Question: What is the significance of the word ‘progress’?
KRISHNAMURTI: Is there such a thing as progress? You see the bullock cart moving at two miles an hour, and that extraordinary thing called the jet plane travelling at 600 or more miles per hour. That is progress, is it not? There is technological progress: better means of communication, better health and so on. But is there any other form of progress? Is there psychological progress in the sense of spiritual advancement through time? Is the idea of progress in spirituality really spiritual, or merely an invention of the mind?
You know, it is very important to ask fundamental questions; but unfortunately we find very easy answers to fundamental questions.

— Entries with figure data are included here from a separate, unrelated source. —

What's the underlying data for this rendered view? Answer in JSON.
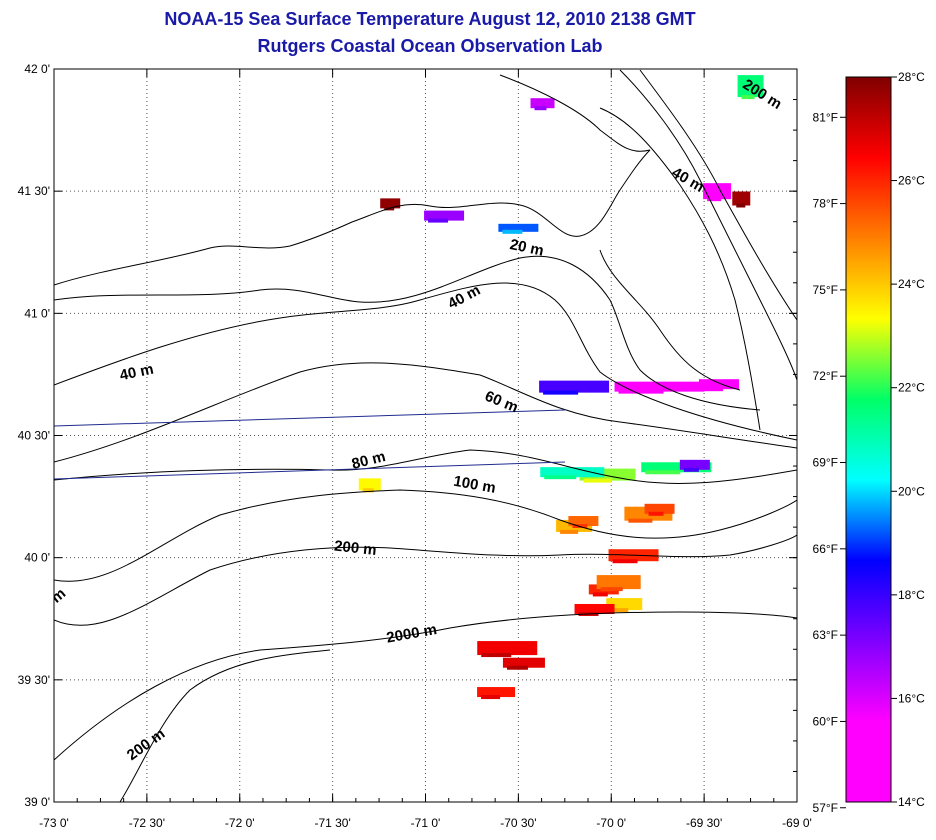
{
  "header": {
    "title": "NOAA-15 Sea Surface Temperature August 12, 2010 2138 GMT",
    "subtitle": "Rutgers Coastal Ocean Observation Lab"
  },
  "map": {
    "lon_range": [
      -73.0,
      -69.0
    ],
    "lat_range": [
      39.0,
      42.0
    ],
    "lon_ticks": [
      {
        "value": -73.0,
        "label": "-73 0'"
      },
      {
        "value": -72.5,
        "label": "-72 30'"
      },
      {
        "value": -72.0,
        "label": "-72 0'"
      },
      {
        "value": -71.5,
        "label": "-71 30'"
      },
      {
        "value": -71.0,
        "label": "-71 0'"
      },
      {
        "value": -70.5,
        "label": "-70 30'"
      },
      {
        "value": -70.0,
        "label": "-70 0'"
      },
      {
        "value": -69.5,
        "label": "-69 30'"
      },
      {
        "value": -69.0,
        "label": "-69 0'"
      }
    ],
    "lat_ticks": [
      {
        "value": 42.0,
        "label": "42 0'"
      },
      {
        "value": 41.5,
        "label": "41 30'"
      },
      {
        "value": 41.0,
        "label": "41 0'"
      },
      {
        "value": 40.5,
        "label": "40 30'"
      },
      {
        "value": 40.0,
        "label": "40 0'"
      },
      {
        "value": 39.5,
        "label": "39 30'"
      },
      {
        "value": 39.0,
        "label": "39 0'"
      }
    ],
    "grid": "dotted",
    "depth_labels": [
      {
        "text": "200 m",
        "lon": -69.2,
        "lat": 41.88,
        "rotate": 32
      },
      {
        "text": "40 m",
        "lon": -69.6,
        "lat": 41.53,
        "rotate": 30
      },
      {
        "text": "20 m",
        "lon": -70.46,
        "lat": 41.25,
        "rotate": 12
      },
      {
        "text": "40 m",
        "lon": -70.78,
        "lat": 41.05,
        "rotate": -28
      },
      {
        "text": "40 m",
        "lon": -72.55,
        "lat": 40.74,
        "rotate": -12
      },
      {
        "text": "60 m",
        "lon": -70.6,
        "lat": 40.62,
        "rotate": 22
      },
      {
        "text": "80 m",
        "lon": -71.3,
        "lat": 40.38,
        "rotate": -14
      },
      {
        "text": "100 m",
        "lon": -70.74,
        "lat": 40.28,
        "rotate": 10
      },
      {
        "text": "200 m",
        "lon": -71.38,
        "lat": 40.02,
        "rotate": 6
      },
      {
        "text": "2000 m",
        "lon": -71.07,
        "lat": 39.67,
        "rotate": -10
      },
      {
        "text": "200 m",
        "lon": -72.49,
        "lat": 39.22,
        "rotate": -36
      },
      {
        "text": "m",
        "lon": -72.96,
        "lat": 39.83,
        "rotate": -40
      }
    ]
  },
  "colorbar": {
    "celsius": [
      {
        "value": 28,
        "label": "28°C"
      },
      {
        "value": 26,
        "label": "26°C"
      },
      {
        "value": 24,
        "label": "24°C"
      },
      {
        "value": 22,
        "label": "22°C"
      },
      {
        "value": 20,
        "label": "20°C"
      },
      {
        "value": 18,
        "label": "18°C"
      },
      {
        "value": 16,
        "label": "16°C"
      },
      {
        "value": 14,
        "label": "14°C"
      }
    ],
    "fahrenheit": [
      {
        "value": 81,
        "label": "81°F"
      },
      {
        "value": 78,
        "label": "78°F"
      },
      {
        "value": 75,
        "label": "75°F"
      },
      {
        "value": 72,
        "label": "72°F"
      },
      {
        "value": 69,
        "label": "69°F"
      },
      {
        "value": 66,
        "label": "66°F"
      },
      {
        "value": 63,
        "label": "63°F"
      },
      {
        "value": 60,
        "label": "60°F"
      },
      {
        "value": 57,
        "label": "57°F"
      }
    ],
    "stops": [
      "#ff00ff",
      "#ff00ff",
      "#7f00ff",
      "#0000ff",
      "#00ffff",
      "#00ff66",
      "#ffff00",
      "#ff7f00",
      "#ff0000",
      "#800000"
    ]
  },
  "sst_patches": [
    {
      "lon": -70.56,
      "lat": 39.63,
      "temp": 26.6
    },
    {
      "lon": -70.47,
      "lat": 39.57,
      "temp": 26.8
    },
    {
      "lon": -70.62,
      "lat": 39.45,
      "temp": 26.2
    },
    {
      "lon": -70.04,
      "lat": 39.87,
      "temp": 26.0
    },
    {
      "lon": -69.96,
      "lat": 39.9,
      "temp": 25.0
    },
    {
      "lon": -69.93,
      "lat": 39.81,
      "temp": 23.8
    },
    {
      "lon": -70.09,
      "lat": 39.79,
      "temp": 26.4
    },
    {
      "lon": -69.88,
      "lat": 40.01,
      "temp": 26.0
    },
    {
      "lon": -69.8,
      "lat": 40.18,
      "temp": 24.8
    },
    {
      "lon": -69.74,
      "lat": 40.2,
      "temp": 25.6
    },
    {
      "lon": -70.2,
      "lat": 40.13,
      "temp": 24.2
    },
    {
      "lon": -70.15,
      "lat": 40.15,
      "temp": 25.2
    },
    {
      "lon": -70.02,
      "lat": 40.34,
      "temp": 22.6
    },
    {
      "lon": -70.21,
      "lat": 40.35,
      "temp": 20.8
    },
    {
      "lon": -71.3,
      "lat": 40.3,
      "temp": 23.4
    },
    {
      "lon": -69.65,
      "lat": 40.37,
      "temp": 21.6
    },
    {
      "lon": -69.55,
      "lat": 40.38,
      "temp": 17.2
    },
    {
      "lon": -69.74,
      "lat": 40.7,
      "temp": 14.6
    },
    {
      "lon": -69.42,
      "lat": 40.71,
      "temp": 14.3
    },
    {
      "lon": -70.2,
      "lat": 40.7,
      "temp": 17.8
    },
    {
      "lon": -69.43,
      "lat": 41.5,
      "temp": 14.5
    },
    {
      "lon": -69.3,
      "lat": 41.47,
      "temp": 27.6
    },
    {
      "lon": -69.25,
      "lat": 41.93,
      "temp": 21.6
    },
    {
      "lon": -70.37,
      "lat": 41.86,
      "temp": 16.2
    },
    {
      "lon": -70.9,
      "lat": 41.4,
      "temp": 16.8
    },
    {
      "lon": -71.19,
      "lat": 41.45,
      "temp": 27.8
    },
    {
      "lon": -70.5,
      "lat": 41.35,
      "temp": 19.2
    }
  ]
}
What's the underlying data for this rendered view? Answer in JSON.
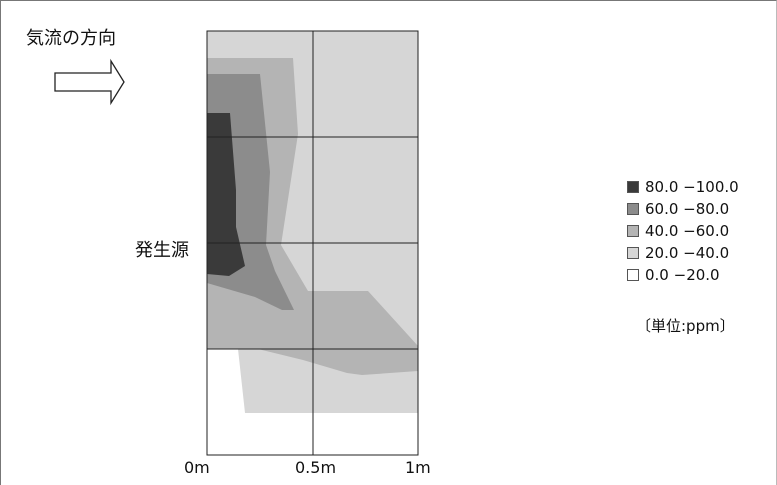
{
  "flow_label": "気流の方向",
  "source_label": "発生源",
  "units_label": "〔単位:ppm〕",
  "colors": {
    "band_80_100": "#3a3a3a",
    "band_60_80": "#8c8c8c",
    "band_40_60": "#b4b4b4",
    "band_20_40": "#d6d6d6",
    "band_0_20": "#ffffff",
    "grid": "#222222"
  },
  "chart_data": {
    "type": "contour",
    "x_ticks": [
      "0m",
      "0.5m",
      "1m"
    ],
    "xlim": [
      0,
      1
    ],
    "bands": [
      {
        "label": "80.0 −100.0",
        "min": 80,
        "max": 100,
        "color": "#3a3a3a"
      },
      {
        "label": "60.0 −80.0",
        "min": 60,
        "max": 80,
        "color": "#8c8c8c"
      },
      {
        "label": "40.0 −60.0",
        "min": 40,
        "max": 60,
        "color": "#b4b4b4"
      },
      {
        "label": "20.0 −40.0",
        "min": 20,
        "max": 40,
        "color": "#d6d6d6"
      },
      {
        "label": "0.0 −20.0",
        "min": 0,
        "max": 20,
        "color": "#ffffff"
      }
    ],
    "legend_position": "right"
  }
}
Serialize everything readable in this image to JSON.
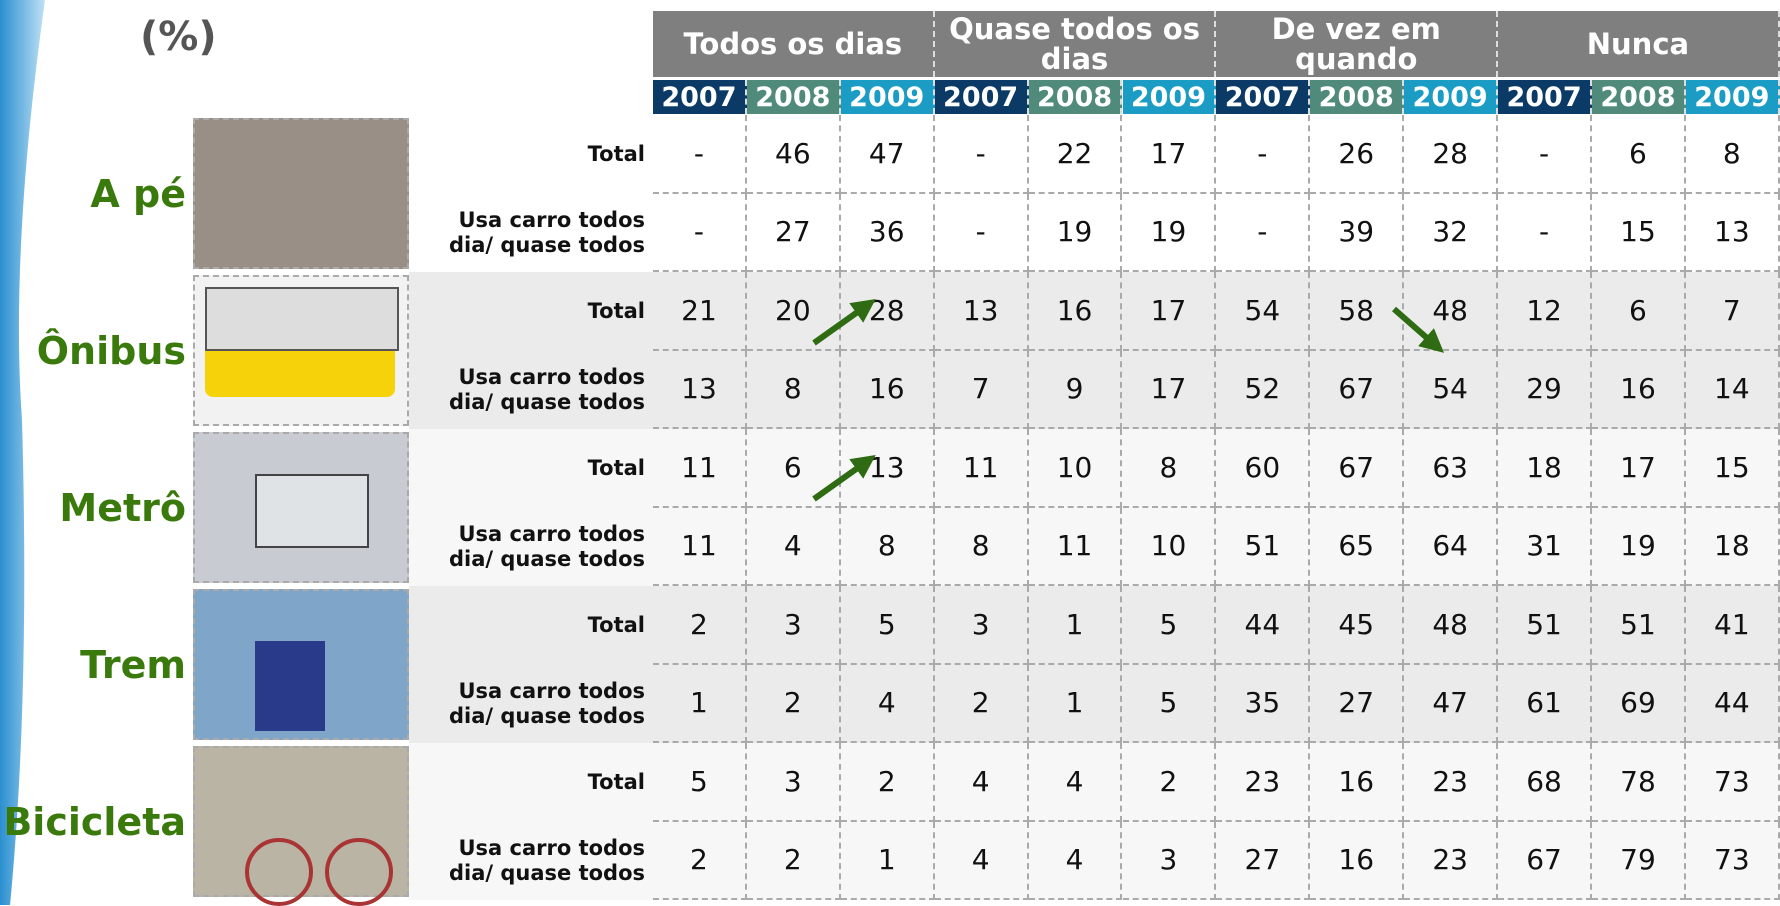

We think the easy answer is a solution, but it is not. We must ask a fundamental question and let that question operate, let it work in us to find out what is the truth of it.
Progress implies time, does it not? After all, it has taken us centuries to come from the bullock cart to the jet plane. Now, we think that we can find reality or God in the same way, through time. We are here, and we think of God as being over there, or somewhere far away, and to cover that distance, that intervening space, we say we need time. But God or reality is not fixed, and neither are we fixed; there is no fixed point from which to start and no fixed point towards which to move. For reasons of psychological security we cling to the idea that there is a fixed point in each of us, and that reality is also fixed; but this is an illusion, it is not true. The moment we want time in which to evolve or progress inwardly, spiritually, what we are doing is no longer spiritual, because truth is not of time. A mind which is caught up in time demands time to find reality. But reality is beyond time, it has no fixed point. The mind must be free of all its accumulations, conscious as well as unconscious, and only then is it capable of finding out what is truth, what is God.